La momia del asesino en serie Si Uey Sae-Ung se conserva en un museo de Bangkok. Pasó a la posteridad como una auténtica monstruosidad, acusado de secuestrar y asesinar a seis niños para comerse sus órganos. Foto: EFE
Si Uey Sae-Ung era un solitario inmigrante chino que se ganaba la vida como jardinero a domicilio pero que acabó pasando a la posteridad como una auténtica monstruosidad, acusado de secuestrar y asesinar a seis niños para comerse sus órganos.

"No salgas de noche o vendrá Si Uey y te comerá el hígado", advierten desde hace décadas los padres para mantener a raya a sus hijos en Tailandia, donde una campaña persigue dignificar a su más famoso caníbal y asesino en serie conservado como una momia en un museo de Bangkok.

Si Uey Sae-Ung era un solitario inmigrante chino que se ganaba la vida como jardinero a domicilio pero que acabó pasando a la posteridad como una auténtica monstruosidad, acusado de secuestrar y asesinar a seis niños para comerse sus órganos.

Su cuerpo, ennegrecido y retorcido por el tratamiento de preservación, aun muestra en el pecho las cavidades de las balas del pelotón de ejecución que acabaron con su vida por orden judicial el 17 septiembre de 1959, año y medio después de que le detuvieran.

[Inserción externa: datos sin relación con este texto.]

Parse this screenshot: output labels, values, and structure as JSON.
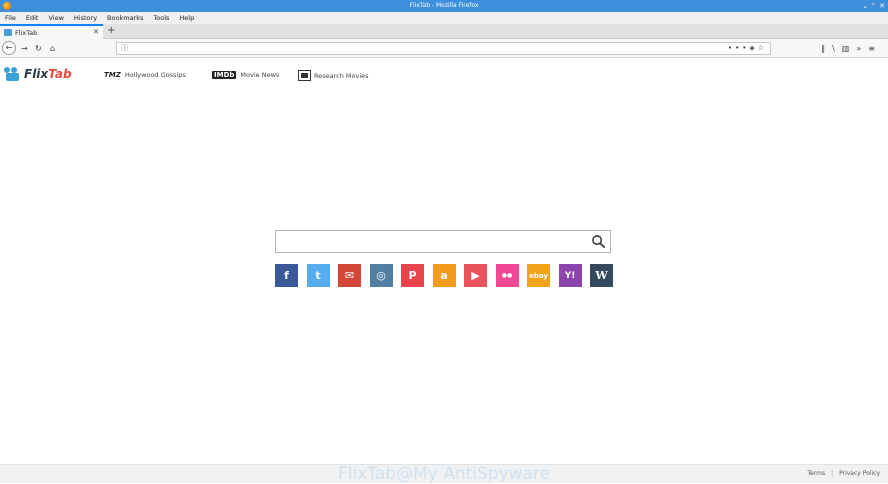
{
  "window": {
    "title": "FlixTab - Mozilla Firefox"
  },
  "menu": [
    "File",
    "Edit",
    "View",
    "History",
    "Bookmarks",
    "Tools",
    "Help"
  ],
  "tab": {
    "label": "FlixTab"
  },
  "urlbar": {
    "value": ""
  },
  "logo": {
    "flix": "Flix",
    "tab": "Tab"
  },
  "toplinks": [
    {
      "icon": "TMZ",
      "label": "Hollywood Gossips"
    },
    {
      "icon": "IMDb",
      "label": "Movie News"
    },
    {
      "icon": "film-icon",
      "label": "Research Movies"
    }
  ],
  "search": {
    "placeholder": ""
  },
  "socials": [
    {
      "name": "facebook",
      "glyph": "f",
      "color": "#3b5998"
    },
    {
      "name": "twitter",
      "glyph": "t",
      "color": "#55acee"
    },
    {
      "name": "mail",
      "glyph": "✉",
      "color": "#d44638"
    },
    {
      "name": "instagram",
      "glyph": "◎",
      "color": "#517fa4"
    },
    {
      "name": "pinterest",
      "glyph": "P",
      "color": "#e9434b"
    },
    {
      "name": "amazon",
      "glyph": "a",
      "color": "#f29b1d"
    },
    {
      "name": "youtube",
      "glyph": "▶",
      "color": "#e9545a"
    },
    {
      "name": "flickr",
      "glyph": "●●",
      "color": "#f04894"
    },
    {
      "name": "ebay",
      "glyph": "ebay",
      "color": "#f3a21b"
    },
    {
      "name": "yahoo",
      "glyph": "Y!",
      "color": "#8e44ad"
    },
    {
      "name": "wikipedia",
      "glyph": "W",
      "color": "#34495e"
    }
  ],
  "footer": {
    "watermark": "FlixTab@My AntiSpyware",
    "terms": "Terms",
    "privacy": "Privacy Policy"
  }
}
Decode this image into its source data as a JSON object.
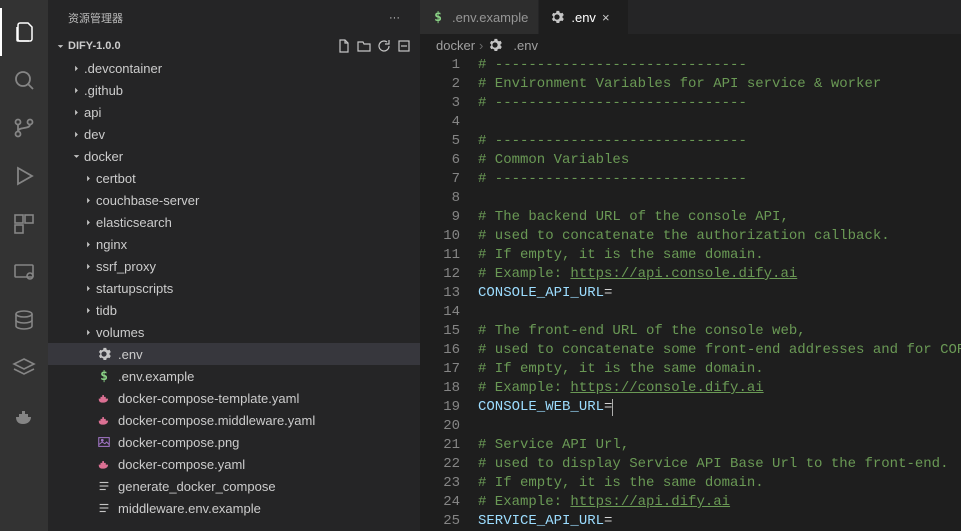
{
  "sidebar": {
    "title": "资源管理器",
    "project": "DIFY-1.0.0",
    "tree": [
      {
        "type": "folder",
        "label": ".devcontainer",
        "depth": 1,
        "expanded": false
      },
      {
        "type": "folder",
        "label": ".github",
        "depth": 1,
        "expanded": false
      },
      {
        "type": "folder",
        "label": "api",
        "depth": 1,
        "expanded": false
      },
      {
        "type": "folder",
        "label": "dev",
        "depth": 1,
        "expanded": false
      },
      {
        "type": "folder",
        "label": "docker",
        "depth": 1,
        "expanded": true
      },
      {
        "type": "folder",
        "label": "certbot",
        "depth": 2,
        "expanded": false
      },
      {
        "type": "folder",
        "label": "couchbase-server",
        "depth": 2,
        "expanded": false
      },
      {
        "type": "folder",
        "label": "elasticsearch",
        "depth": 2,
        "expanded": false
      },
      {
        "type": "folder",
        "label": "nginx",
        "depth": 2,
        "expanded": false
      },
      {
        "type": "folder",
        "label": "ssrf_proxy",
        "depth": 2,
        "expanded": false
      },
      {
        "type": "folder",
        "label": "startupscripts",
        "depth": 2,
        "expanded": false
      },
      {
        "type": "folder",
        "label": "tidb",
        "depth": 2,
        "expanded": false
      },
      {
        "type": "folder",
        "label": "volumes",
        "depth": 2,
        "expanded": false
      },
      {
        "type": "file",
        "label": ".env",
        "depth": 2,
        "icon": "gear",
        "selected": true
      },
      {
        "type": "file",
        "label": ".env.example",
        "depth": 2,
        "icon": "dollar"
      },
      {
        "type": "file",
        "label": "docker-compose-template.yaml",
        "depth": 2,
        "icon": "whale"
      },
      {
        "type": "file",
        "label": "docker-compose.middleware.yaml",
        "depth": 2,
        "icon": "whale"
      },
      {
        "type": "file",
        "label": "docker-compose.png",
        "depth": 2,
        "icon": "image"
      },
      {
        "type": "file",
        "label": "docker-compose.yaml",
        "depth": 2,
        "icon": "whale"
      },
      {
        "type": "file",
        "label": "generate_docker_compose",
        "depth": 2,
        "icon": "lines"
      },
      {
        "type": "file",
        "label": "middleware.env.example",
        "depth": 2,
        "icon": "lines"
      }
    ]
  },
  "tabs": [
    {
      "label": ".env.example",
      "icon": "dollar",
      "active": false
    },
    {
      "label": ".env",
      "icon": "gear",
      "active": true
    }
  ],
  "breadcrumbs": {
    "parts": [
      "docker",
      ".env"
    ],
    "last_icon": "gear"
  },
  "editor": {
    "lines": [
      {
        "n": 1,
        "tokens": [
          {
            "c": "c-comment",
            "t": "# ------------------------------"
          }
        ]
      },
      {
        "n": 2,
        "tokens": [
          {
            "c": "c-comment",
            "t": "# Environment Variables for API service & worker"
          }
        ]
      },
      {
        "n": 3,
        "tokens": [
          {
            "c": "c-comment",
            "t": "# ------------------------------"
          }
        ]
      },
      {
        "n": 4,
        "tokens": []
      },
      {
        "n": 5,
        "tokens": [
          {
            "c": "c-comment",
            "t": "# ------------------------------"
          }
        ]
      },
      {
        "n": 6,
        "tokens": [
          {
            "c": "c-comment",
            "t": "# Common Variables"
          }
        ]
      },
      {
        "n": 7,
        "tokens": [
          {
            "c": "c-comment",
            "t": "# ------------------------------"
          }
        ]
      },
      {
        "n": 8,
        "tokens": []
      },
      {
        "n": 9,
        "tokens": [
          {
            "c": "c-comment",
            "t": "# The backend URL of the console API,"
          }
        ]
      },
      {
        "n": 10,
        "tokens": [
          {
            "c": "c-comment",
            "t": "# used to concatenate the authorization callback."
          }
        ]
      },
      {
        "n": 11,
        "tokens": [
          {
            "c": "c-comment",
            "t": "# If empty, it is the same domain."
          }
        ]
      },
      {
        "n": 12,
        "tokens": [
          {
            "c": "c-comment",
            "t": "# Example: "
          },
          {
            "c": "c-link",
            "t": "https://api.console.dify.ai"
          }
        ]
      },
      {
        "n": 13,
        "tokens": [
          {
            "c": "c-var",
            "t": "CONSOLE_API_URL"
          },
          {
            "c": "c-op",
            "t": "="
          }
        ]
      },
      {
        "n": 14,
        "tokens": []
      },
      {
        "n": 15,
        "tokens": [
          {
            "c": "c-comment",
            "t": "# The front-end URL of the console web,"
          }
        ]
      },
      {
        "n": 16,
        "tokens": [
          {
            "c": "c-comment",
            "t": "# used to concatenate some front-end addresses and for CORS c"
          }
        ]
      },
      {
        "n": 17,
        "tokens": [
          {
            "c": "c-comment",
            "t": "# If empty, it is the same domain."
          }
        ]
      },
      {
        "n": 18,
        "tokens": [
          {
            "c": "c-comment",
            "t": "# Example: "
          },
          {
            "c": "c-link",
            "t": "https://console.dify.ai"
          }
        ]
      },
      {
        "n": 19,
        "tokens": [
          {
            "c": "c-var",
            "t": "CONSOLE_WEB_URL"
          },
          {
            "c": "c-op",
            "t": "="
          }
        ],
        "cursor_after": true
      },
      {
        "n": 20,
        "tokens": []
      },
      {
        "n": 21,
        "tokens": [
          {
            "c": "c-comment",
            "t": "# Service API Url,"
          }
        ]
      },
      {
        "n": 22,
        "tokens": [
          {
            "c": "c-comment",
            "t": "# used to display Service API Base Url to the front-end."
          }
        ]
      },
      {
        "n": 23,
        "tokens": [
          {
            "c": "c-comment",
            "t": "# If empty, it is the same domain."
          }
        ]
      },
      {
        "n": 24,
        "tokens": [
          {
            "c": "c-comment",
            "t": "# Example: "
          },
          {
            "c": "c-link",
            "t": "https://api.dify.ai"
          }
        ]
      },
      {
        "n": 25,
        "tokens": [
          {
            "c": "c-var",
            "t": "SERVICE_API_URL"
          },
          {
            "c": "c-op",
            "t": "="
          }
        ]
      }
    ]
  }
}
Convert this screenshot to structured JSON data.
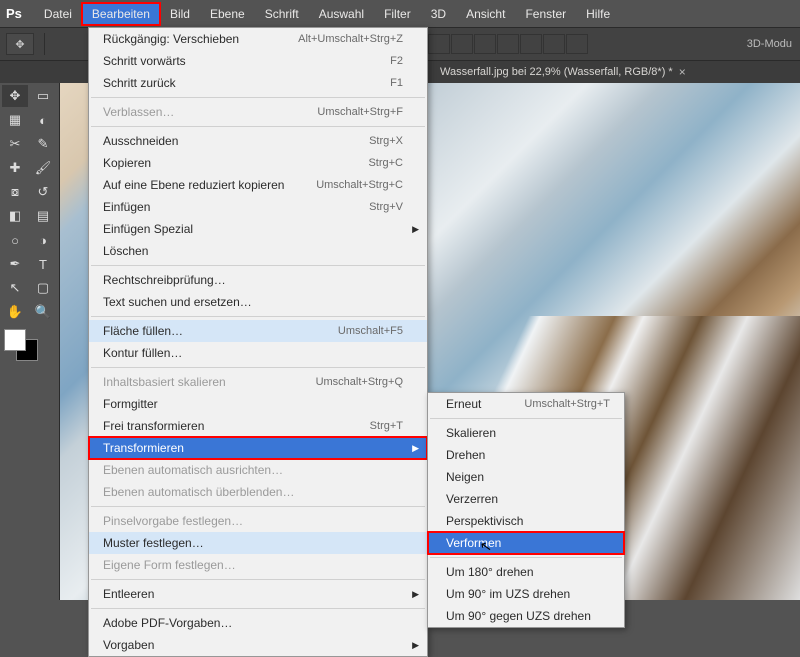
{
  "menubar": {
    "logo": "Ps",
    "items": [
      "Datei",
      "Bearbeiten",
      "Bild",
      "Ebene",
      "Schrift",
      "Auswahl",
      "Filter",
      "3D",
      "Ansicht",
      "Fenster",
      "Hilfe"
    ],
    "active_index": 1
  },
  "optionbar": {
    "mode_label": "3D-Modu"
  },
  "document_tab": {
    "title": "Wasserfall.jpg bei 22,9% (Wasserfall, RGB/8*) *",
    "close": "×"
  },
  "edit_menu": [
    {
      "label": "Rückgängig: Verschieben",
      "shortcut": "Alt+Umschalt+Strg+Z"
    },
    {
      "label": "Schritt vorwärts",
      "shortcut": "F2"
    },
    {
      "label": "Schritt zurück",
      "shortcut": "F1"
    },
    {
      "sep": true
    },
    {
      "label": "Verblassen…",
      "shortcut": "Umschalt+Strg+F",
      "disabled": true
    },
    {
      "sep": true
    },
    {
      "label": "Ausschneiden",
      "shortcut": "Strg+X"
    },
    {
      "label": "Kopieren",
      "shortcut": "Strg+C"
    },
    {
      "label": "Auf eine Ebene reduziert kopieren",
      "shortcut": "Umschalt+Strg+C"
    },
    {
      "label": "Einfügen",
      "shortcut": "Strg+V"
    },
    {
      "label": "Einfügen Spezial",
      "submenu": true
    },
    {
      "label": "Löschen"
    },
    {
      "sep": true
    },
    {
      "label": "Rechtschreibprüfung…"
    },
    {
      "label": "Text suchen und ersetzen…"
    },
    {
      "sep": true
    },
    {
      "label": "Fläche füllen…",
      "shortcut": "Umschalt+F5",
      "hover": true
    },
    {
      "label": "Kontur füllen…"
    },
    {
      "sep": true
    },
    {
      "label": "Inhaltsbasiert skalieren",
      "shortcut": "Umschalt+Strg+Q",
      "disabled": true
    },
    {
      "label": "Formgitter"
    },
    {
      "label": "Frei transformieren",
      "shortcut": "Strg+T"
    },
    {
      "label": "Transformieren",
      "submenu": true,
      "highlight": true
    },
    {
      "label": "Ebenen automatisch ausrichten…",
      "disabled": true
    },
    {
      "label": "Ebenen automatisch überblenden…",
      "disabled": true
    },
    {
      "sep": true
    },
    {
      "label": "Pinselvorgabe festlegen…",
      "disabled": true
    },
    {
      "label": "Muster festlegen…",
      "hover": true
    },
    {
      "label": "Eigene Form festlegen…",
      "disabled": true
    },
    {
      "sep": true
    },
    {
      "label": "Entleeren",
      "submenu": true
    },
    {
      "sep": true
    },
    {
      "label": "Adobe PDF-Vorgaben…"
    },
    {
      "label": "Vorgaben",
      "submenu": true
    }
  ],
  "transform_submenu": [
    {
      "label": "Erneut",
      "shortcut": "Umschalt+Strg+T"
    },
    {
      "sep": true
    },
    {
      "label": "Skalieren"
    },
    {
      "label": "Drehen"
    },
    {
      "label": "Neigen"
    },
    {
      "label": "Verzerren"
    },
    {
      "label": "Perspektivisch"
    },
    {
      "label": "Verformen",
      "highlight": true
    },
    {
      "sep": true
    },
    {
      "label": "Um 180° drehen"
    },
    {
      "label": "Um 90° im UZS drehen"
    },
    {
      "label": "Um 90° gegen UZS drehen"
    }
  ]
}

Se le puede ver encerrado en una vitrina del museo forense del hospital Siriraj de la capital, una siniestra colección de fetos, restos humanos y aberraciones diversas de la que su momia es la principal atracción, bajo un cartel que durante años le ha descrito como "hombre que come a personas".

"No importa lo que hizo. Exhibir su cuerpo de esta manera es una violación de sus derechos humanos", dijo a Efe Pharaoh Chakkraphattranan, el impulsor de la campaña que pide retirar el cuerpo del museo y darle sepultura.

Su punto de vista no es muy compartido en Tailandia donde el prejuicio contra Si Uey -cuya vida ha sido objeto de dos películas, una serie de televisión y varios documentales- ha quedado fuertemente grabado en el imaginario popular del país.

Su reputación, alimentada por una cobertura sensacionalista de la prensa de la época, se fraguó tras su detención en Rayong, en el este del país, después de que Nawa Boonyakan le encontrara delante de una hoguera con escombros de la que sobresalía la pierna de su hijo Somboon, al que hacía horas que esperaba en casa.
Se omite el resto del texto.